Key Differentiators vs. Plain Norethindrone

FeatureNorethindroneNorethindrone Acetate
PotencyStandard~2x more potent
Dose range in use0.35 mg (mini-pill)0.1 mg (HT) to 5 mg (endometriosis)
Main formulationsMini-pill, some COCsHT products (Activella, CombiPatch), Loestrin, endometriosis/fibroid combos
Androgenic activityPresentPresent (similar)
Transdermal formNoYes (CombiPatch)
HDL blunting in HTYesYes

Contraindications

  • Active or history of thromboembolic disease
  • Active or history of arterial thromboembolic disease (stroke, MI)
  • Known or suspected estrogen/progestin-dependent malignancy
  • Active liver disease
  • Pregnancy or suspected pregnancy
  • Undiagnosed abnormal uterine bleeding

Recent Evidence

A 2025 RCT (Gurbuz et al., PMID 40233572) directly compared NETA 5 mg vs dienogest 2 mg for endometriosis pain over 12 months.

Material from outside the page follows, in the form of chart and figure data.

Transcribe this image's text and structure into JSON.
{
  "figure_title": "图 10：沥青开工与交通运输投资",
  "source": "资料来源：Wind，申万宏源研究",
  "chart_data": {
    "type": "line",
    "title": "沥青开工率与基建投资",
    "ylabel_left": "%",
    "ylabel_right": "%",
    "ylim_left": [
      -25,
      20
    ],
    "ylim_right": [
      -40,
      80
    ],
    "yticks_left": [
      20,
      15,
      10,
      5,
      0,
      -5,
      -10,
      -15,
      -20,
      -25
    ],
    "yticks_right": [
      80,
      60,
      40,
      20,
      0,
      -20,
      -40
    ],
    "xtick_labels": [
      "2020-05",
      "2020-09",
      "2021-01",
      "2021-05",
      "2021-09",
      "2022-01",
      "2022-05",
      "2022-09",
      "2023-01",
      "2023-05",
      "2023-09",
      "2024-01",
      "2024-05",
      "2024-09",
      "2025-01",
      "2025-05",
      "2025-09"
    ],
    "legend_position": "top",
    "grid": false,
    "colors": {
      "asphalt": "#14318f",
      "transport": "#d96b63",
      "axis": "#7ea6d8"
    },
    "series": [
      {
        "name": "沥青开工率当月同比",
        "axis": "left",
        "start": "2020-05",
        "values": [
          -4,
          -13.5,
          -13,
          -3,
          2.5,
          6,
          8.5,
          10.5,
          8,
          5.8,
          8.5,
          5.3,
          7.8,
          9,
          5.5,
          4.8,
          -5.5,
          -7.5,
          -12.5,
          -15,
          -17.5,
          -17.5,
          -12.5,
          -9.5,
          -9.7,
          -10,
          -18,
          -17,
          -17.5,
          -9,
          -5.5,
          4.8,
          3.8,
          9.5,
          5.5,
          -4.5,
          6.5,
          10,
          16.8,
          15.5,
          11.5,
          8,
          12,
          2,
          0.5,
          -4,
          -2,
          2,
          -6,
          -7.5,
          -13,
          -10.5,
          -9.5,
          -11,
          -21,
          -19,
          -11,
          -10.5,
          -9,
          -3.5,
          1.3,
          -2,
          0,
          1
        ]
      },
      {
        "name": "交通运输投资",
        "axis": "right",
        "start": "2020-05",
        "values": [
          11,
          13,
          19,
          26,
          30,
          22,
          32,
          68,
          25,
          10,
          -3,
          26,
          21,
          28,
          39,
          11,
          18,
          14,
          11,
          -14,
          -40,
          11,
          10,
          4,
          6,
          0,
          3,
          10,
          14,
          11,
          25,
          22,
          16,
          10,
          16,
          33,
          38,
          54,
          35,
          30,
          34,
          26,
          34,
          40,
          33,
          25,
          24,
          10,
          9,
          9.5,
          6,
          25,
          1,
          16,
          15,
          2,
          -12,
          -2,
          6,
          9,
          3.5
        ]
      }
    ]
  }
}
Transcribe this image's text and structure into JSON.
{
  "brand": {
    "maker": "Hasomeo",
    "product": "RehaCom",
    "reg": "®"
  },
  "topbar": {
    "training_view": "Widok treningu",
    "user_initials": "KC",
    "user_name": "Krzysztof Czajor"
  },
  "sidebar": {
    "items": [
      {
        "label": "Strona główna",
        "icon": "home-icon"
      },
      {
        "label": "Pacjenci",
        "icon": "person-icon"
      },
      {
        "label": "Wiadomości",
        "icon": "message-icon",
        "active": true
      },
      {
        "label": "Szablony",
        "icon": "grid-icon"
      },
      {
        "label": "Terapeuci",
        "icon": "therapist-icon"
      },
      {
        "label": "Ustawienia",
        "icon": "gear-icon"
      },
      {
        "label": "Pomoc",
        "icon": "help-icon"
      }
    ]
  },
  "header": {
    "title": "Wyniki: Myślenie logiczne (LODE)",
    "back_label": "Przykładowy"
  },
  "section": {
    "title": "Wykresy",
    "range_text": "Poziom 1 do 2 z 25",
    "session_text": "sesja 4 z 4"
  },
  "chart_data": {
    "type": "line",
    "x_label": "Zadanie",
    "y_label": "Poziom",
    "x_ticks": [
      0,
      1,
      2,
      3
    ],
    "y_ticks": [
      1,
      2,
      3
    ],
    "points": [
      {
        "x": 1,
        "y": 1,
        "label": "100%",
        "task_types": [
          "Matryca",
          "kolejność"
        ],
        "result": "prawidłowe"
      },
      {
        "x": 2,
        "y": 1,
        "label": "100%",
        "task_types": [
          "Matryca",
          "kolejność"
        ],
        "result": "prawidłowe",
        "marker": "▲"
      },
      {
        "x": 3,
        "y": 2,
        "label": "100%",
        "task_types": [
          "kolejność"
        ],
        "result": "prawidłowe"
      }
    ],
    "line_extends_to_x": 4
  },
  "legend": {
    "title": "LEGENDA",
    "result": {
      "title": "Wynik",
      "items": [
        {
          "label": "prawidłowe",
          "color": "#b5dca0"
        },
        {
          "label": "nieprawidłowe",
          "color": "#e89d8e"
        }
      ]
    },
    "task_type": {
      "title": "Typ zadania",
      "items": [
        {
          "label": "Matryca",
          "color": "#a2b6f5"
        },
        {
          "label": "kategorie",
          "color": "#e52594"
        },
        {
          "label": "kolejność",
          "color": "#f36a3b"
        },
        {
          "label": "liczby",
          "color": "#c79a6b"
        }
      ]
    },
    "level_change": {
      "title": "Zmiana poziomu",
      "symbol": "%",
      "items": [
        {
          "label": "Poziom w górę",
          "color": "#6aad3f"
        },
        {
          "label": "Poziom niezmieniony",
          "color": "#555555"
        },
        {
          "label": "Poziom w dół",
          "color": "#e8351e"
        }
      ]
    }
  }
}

Both equally eliminated dysmenorrhea (VAS 0.00 at 12 months in both groups), but NETA produced significantly greater endometrioma size reduction and had a notably lower discontinuation rate - suggesting NETA 5 mg/day may be preferred over dienogest for endometriosis management.

Sources: Lippincott Illustrated Reviews: Pharmacology, pp. 831-845; Berek & Novak's Gynecology, pp. 579, 674-675; Harrison's Principles of Internal Medicine 22E, pp. Osteoporosis chapter; Goldman-Cecil Medicine, Uterine Fibroids chapter; Gurbuz et al. 2025, PMID 40233572.